Tianna Mays

“Those who have been previously convicted of cannabis-related crimes struggle to get jobs, find housing, and become licensed for professional vocations,” said Tianna Mays of the Lawyers’ Committee for Civil Rights Under Law. “With expungement becoming more accessible, we must ensure that Black Americans receive their fair share of conviction relief.”

The Lawyers’ Committee for Civil Rights Under Law has created a post-cannabis conviction toolkit to provide a comprehensive overview of three main approaches states can use to begin to repair the social, political and economic consequences of marijuana-related criminal records. The toolkit also provides attorneys and advocates with resources to determine whether their states permit the expungement, sealing, or vacating of these records while also highlighting tools for advocates seeking local reform.

The War on Drugs has disproportionately harmed Black Americans and other marginalized communities, and a prior marijuana conviction is a major barrier to accessing the much-needed opportunities and resources to advance their quality of life, leading to a continuous cycle of economic hardships. These individuals cannot receive public benefits, apply for student loans or secure a well-paying job.

The toolkit provides three plausible legal routes — expungement, sealing, and vacating — one can take to begin repairing the consequences of marijuana-related records on vulnerable communities. Varying state laws, immigration consequences, and the expense of record expungement are all things that must be considered when determining the best strategy for either expunging, sealing, or vacating records. 

“Over the past few years, significant progress has been made to address the expungement of certain cannabis-related convictions. States like Delaware, Hawaii, Illinois, and Washington, among others, have voted to authorize record relief for cannabis offenses. New Jersey, Illinois, and New York have authorized automatic processes,” the Lawyers’ Committee noted.

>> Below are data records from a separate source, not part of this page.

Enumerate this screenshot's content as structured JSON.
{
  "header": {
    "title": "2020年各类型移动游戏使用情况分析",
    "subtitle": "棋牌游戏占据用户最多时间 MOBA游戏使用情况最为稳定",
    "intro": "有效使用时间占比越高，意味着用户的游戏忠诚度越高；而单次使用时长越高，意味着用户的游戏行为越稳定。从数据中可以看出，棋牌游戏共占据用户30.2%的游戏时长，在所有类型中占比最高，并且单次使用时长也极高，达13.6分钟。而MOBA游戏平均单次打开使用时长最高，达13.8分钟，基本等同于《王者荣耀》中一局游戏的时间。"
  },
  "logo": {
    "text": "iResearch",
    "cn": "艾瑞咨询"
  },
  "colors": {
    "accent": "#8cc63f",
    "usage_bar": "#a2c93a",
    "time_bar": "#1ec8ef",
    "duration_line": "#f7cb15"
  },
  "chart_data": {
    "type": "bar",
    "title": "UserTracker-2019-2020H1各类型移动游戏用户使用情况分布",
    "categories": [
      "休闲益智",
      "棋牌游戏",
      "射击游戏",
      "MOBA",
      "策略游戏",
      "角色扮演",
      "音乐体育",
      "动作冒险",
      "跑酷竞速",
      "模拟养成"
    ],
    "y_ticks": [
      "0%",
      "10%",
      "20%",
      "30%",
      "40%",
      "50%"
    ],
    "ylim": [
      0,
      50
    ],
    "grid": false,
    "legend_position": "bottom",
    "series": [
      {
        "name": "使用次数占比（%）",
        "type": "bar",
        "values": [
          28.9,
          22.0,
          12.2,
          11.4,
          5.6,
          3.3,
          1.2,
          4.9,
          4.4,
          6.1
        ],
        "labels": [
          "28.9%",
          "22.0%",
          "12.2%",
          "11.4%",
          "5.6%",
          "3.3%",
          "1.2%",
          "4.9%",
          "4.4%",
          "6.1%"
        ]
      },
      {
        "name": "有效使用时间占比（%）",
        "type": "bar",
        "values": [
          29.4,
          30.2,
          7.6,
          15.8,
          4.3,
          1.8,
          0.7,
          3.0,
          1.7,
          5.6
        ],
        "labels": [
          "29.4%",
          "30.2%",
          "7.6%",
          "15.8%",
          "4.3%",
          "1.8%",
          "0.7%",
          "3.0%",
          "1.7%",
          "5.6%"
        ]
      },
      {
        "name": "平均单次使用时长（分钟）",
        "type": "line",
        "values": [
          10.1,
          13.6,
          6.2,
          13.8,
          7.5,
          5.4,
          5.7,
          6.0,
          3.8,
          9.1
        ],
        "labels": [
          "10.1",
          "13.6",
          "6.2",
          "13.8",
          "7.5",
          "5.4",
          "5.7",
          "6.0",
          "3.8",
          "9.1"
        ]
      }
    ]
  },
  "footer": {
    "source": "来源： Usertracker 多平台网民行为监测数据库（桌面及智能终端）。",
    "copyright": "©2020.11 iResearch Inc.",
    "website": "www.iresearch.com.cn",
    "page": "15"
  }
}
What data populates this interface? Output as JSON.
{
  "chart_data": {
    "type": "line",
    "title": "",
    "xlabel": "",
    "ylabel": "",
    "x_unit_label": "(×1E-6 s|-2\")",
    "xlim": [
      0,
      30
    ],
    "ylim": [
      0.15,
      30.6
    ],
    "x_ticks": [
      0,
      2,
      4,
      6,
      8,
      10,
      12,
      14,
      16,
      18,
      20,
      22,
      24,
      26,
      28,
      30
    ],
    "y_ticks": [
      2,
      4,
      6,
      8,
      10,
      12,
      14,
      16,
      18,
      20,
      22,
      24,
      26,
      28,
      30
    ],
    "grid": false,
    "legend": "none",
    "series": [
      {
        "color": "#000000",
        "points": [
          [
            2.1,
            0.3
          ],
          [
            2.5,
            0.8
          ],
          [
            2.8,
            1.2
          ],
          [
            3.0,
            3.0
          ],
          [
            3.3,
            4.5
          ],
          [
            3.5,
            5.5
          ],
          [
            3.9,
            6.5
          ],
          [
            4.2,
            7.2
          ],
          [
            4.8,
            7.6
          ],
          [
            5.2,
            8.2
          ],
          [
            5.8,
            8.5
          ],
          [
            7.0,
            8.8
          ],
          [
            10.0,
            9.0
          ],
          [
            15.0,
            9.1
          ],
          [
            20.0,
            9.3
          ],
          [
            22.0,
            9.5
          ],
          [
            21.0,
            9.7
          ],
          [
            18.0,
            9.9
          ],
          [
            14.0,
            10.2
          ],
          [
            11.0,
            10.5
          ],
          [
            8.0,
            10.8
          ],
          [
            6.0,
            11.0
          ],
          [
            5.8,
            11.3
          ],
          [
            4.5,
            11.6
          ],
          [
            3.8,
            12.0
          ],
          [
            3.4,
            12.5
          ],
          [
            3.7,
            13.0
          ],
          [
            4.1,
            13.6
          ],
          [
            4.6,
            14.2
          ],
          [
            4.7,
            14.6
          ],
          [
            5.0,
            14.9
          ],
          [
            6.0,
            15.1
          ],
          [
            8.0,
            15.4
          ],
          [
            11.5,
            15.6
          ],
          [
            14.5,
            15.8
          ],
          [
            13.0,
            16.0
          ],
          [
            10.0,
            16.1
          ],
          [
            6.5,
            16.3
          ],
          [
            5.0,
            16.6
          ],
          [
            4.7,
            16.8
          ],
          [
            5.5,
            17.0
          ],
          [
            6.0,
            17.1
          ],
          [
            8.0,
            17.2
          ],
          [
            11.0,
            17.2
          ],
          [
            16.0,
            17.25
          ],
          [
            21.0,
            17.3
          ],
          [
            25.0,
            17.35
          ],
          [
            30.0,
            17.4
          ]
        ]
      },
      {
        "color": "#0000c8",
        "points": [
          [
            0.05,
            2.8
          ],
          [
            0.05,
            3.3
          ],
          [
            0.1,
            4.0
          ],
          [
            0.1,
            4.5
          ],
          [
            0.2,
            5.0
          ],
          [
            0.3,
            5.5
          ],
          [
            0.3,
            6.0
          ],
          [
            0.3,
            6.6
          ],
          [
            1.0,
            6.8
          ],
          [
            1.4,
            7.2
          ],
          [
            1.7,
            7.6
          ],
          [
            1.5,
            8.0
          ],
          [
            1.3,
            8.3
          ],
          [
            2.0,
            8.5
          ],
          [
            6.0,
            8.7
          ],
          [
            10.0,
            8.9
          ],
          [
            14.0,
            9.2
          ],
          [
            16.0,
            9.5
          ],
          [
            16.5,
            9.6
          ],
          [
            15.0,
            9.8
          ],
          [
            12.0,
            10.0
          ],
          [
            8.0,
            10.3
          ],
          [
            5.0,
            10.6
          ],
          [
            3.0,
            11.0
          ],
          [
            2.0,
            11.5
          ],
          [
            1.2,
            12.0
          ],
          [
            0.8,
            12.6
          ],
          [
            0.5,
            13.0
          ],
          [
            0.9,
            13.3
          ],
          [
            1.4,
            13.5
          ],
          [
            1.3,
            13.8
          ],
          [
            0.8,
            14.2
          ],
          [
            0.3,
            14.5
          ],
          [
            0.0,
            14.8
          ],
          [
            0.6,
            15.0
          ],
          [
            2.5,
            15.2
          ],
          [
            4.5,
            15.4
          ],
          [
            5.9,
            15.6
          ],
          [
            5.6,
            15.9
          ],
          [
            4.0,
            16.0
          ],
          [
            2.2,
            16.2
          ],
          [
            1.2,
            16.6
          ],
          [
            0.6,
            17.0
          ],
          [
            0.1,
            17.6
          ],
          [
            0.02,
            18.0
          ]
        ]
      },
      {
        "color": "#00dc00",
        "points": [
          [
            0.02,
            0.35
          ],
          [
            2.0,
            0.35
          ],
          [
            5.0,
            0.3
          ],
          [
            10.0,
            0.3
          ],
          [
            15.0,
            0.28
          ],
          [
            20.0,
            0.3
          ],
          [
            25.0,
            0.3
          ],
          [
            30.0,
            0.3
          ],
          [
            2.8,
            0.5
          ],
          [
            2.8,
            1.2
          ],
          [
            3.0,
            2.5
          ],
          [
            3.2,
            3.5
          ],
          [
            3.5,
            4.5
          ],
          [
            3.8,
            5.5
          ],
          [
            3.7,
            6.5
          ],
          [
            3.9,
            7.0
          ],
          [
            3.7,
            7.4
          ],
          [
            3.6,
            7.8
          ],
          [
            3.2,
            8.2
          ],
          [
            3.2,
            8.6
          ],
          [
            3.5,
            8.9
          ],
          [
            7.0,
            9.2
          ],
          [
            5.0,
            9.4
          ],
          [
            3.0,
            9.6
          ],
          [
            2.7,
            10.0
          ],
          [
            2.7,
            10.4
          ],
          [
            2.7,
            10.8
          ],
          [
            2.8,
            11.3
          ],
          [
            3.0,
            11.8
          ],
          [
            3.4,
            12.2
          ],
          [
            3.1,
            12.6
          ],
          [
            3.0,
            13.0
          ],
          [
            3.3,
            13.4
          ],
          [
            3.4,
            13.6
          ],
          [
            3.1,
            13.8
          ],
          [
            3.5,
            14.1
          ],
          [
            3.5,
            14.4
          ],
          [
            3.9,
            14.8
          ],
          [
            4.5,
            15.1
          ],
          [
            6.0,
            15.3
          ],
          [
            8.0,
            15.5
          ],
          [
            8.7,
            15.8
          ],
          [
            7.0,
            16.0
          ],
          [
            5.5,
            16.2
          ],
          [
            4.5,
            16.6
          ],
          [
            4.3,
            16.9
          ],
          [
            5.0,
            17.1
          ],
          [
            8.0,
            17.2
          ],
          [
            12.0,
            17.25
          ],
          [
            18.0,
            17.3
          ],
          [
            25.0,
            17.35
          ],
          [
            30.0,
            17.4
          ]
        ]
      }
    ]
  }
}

“We encourage everyone to explore creative options within your own jurisdictions. We also encourage advocates to help uplift the importance of automatic expungement within states. The Expungement Now: A Post-Conviction Toolkit for Attorneys and Advocates, provides messaging tools, facts, sample tweets, and tips for writing and placing an op-ed in a local newspaper to assist local advocates who seek reform.”

Sample tweets include:

  • People use cannabis at roughly the same rate, yet a Black person is almost 4x more likely than a white person to be arrested for possession of cannabis. This is why automatic expungement for those with cannabis-related charges is so important for communities of color. #mjexpungementnow
  • With a clean record, individuals have more access to housing, employment, education and other benefits to build and sustain a stable life. #mjexpungementnow
  • The negative ripple effects of a marijuana charge are insurmountable. A criminal record can hold someone back from housing, jobs, benefits, and more. That’s why automatic expungement must be included in all marijuana legalization efforts, to put communities ravaged by the War on Drugs first. #mjexpungementnow
  • Automatic marijuana expungement laws shift the burden from individuals to the state to determine who is eligible for expungement. Decriminalization is not enough; we must aim higher. #mjexpungementnow

The tips for writing an op-ed are:

  • Make the case for why your voice matters. Be sure to provide biographical information, relevant credentials and/or how the issue impacts you or your community.
  • Be timely. For state and local newspapers, be sure to tie the op-ed to local information about cannabis expungement, including current laws and any efforts to change these laws.
  • Structuring your op-ed: Frame the problem. Clearly state your thesis (main point). Try to use three pieces of supporting evidence; these can be anecdotes, statistics, and/or examples that resonate to best support the thesis. Acknowledge the main opposing arguments to ensure that you address any questions the reader may have. Provide the solution. Succinctly close the op-ed by reiterating your main point.

“Although marijuana has become decriminalized in a number of states, Black Americans still cannot acquire the benefits of post-conviction relief,” said Tianna Mays, an attorney with the Criminal Justice Project at the Lawyers’ Committee for Civil Rights Under Law.

“Those who have been previously convicted of cannabis-related crimes struggle to get jobs, find housing, and become licensed for professional vocations. With expungement becoming more accessible, we must ensure that Black Americans receive their fair share of conviction relief. The fight for racial justice and equality needs the support of attorneys and advocates.”